Hard to say. I like the idea of fitness of course. And because the Peloton Bike is always a stone’s throw away here at home, we use it a lot. Every day pretty much, aside from travel.
Regarding the competition. There’s many (far) cheaper options out there. Some obvious ones include:
- NordicTrack RW 600, $999
- Echelon Row, $799
- Hydrow Rowing Machine, $2,395
- And… Amazon has no shortage of lost cost rowers
In any case, with its premium Apple-like product positioning, the Peloton Row is available for pre-order, starting from $3,195. That includes delivery and setup, but not taxes.
Peloton expects to start shipping the new rowing machine in early December.

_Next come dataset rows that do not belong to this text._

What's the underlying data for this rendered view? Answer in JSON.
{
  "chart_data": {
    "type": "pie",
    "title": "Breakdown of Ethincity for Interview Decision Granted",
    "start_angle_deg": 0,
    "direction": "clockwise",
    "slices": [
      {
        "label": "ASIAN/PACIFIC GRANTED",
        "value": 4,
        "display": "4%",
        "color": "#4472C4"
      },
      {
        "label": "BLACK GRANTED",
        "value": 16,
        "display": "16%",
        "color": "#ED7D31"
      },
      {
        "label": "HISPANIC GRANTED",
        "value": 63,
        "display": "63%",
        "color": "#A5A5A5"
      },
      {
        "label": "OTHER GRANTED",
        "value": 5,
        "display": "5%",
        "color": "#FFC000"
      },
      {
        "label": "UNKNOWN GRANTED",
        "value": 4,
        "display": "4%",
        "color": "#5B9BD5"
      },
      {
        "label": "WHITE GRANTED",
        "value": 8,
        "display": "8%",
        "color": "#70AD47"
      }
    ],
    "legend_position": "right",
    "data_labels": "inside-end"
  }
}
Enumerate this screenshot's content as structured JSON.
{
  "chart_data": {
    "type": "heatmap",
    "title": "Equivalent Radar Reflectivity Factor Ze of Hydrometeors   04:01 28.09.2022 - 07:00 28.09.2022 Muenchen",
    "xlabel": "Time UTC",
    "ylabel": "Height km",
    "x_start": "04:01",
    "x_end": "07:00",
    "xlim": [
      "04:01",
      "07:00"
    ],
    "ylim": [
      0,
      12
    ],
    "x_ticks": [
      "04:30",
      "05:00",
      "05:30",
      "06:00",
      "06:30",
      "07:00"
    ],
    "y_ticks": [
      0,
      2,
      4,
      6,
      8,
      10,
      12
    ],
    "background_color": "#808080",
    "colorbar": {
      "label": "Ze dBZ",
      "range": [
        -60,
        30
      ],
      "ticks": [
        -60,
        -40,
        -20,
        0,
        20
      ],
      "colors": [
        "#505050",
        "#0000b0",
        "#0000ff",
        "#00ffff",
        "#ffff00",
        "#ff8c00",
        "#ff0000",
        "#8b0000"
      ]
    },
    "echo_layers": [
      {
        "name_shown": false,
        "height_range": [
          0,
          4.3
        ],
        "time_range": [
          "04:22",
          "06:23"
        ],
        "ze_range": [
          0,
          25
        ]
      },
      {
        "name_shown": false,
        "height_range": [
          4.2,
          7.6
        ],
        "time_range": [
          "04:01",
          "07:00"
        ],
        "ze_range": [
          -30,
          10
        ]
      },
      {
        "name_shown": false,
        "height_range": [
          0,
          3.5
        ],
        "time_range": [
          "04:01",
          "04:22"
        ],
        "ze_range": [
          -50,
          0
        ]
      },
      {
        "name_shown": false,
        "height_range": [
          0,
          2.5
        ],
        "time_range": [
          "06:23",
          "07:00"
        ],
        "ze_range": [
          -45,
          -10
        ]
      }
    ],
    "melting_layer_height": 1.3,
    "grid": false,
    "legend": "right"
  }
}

Meantime, Amazon has opened its own Peloton store and is offering a significantly discounted Peloton Bike.
Parting thought: Part of me can’t help but wonder if Peloton intentionally over-priced the Row in hopes of keeping initial demand low and subsequently ironing out supply chain and delivery issues, before introducing an “entry-level” model (~ $2,000) to scale for the broader market?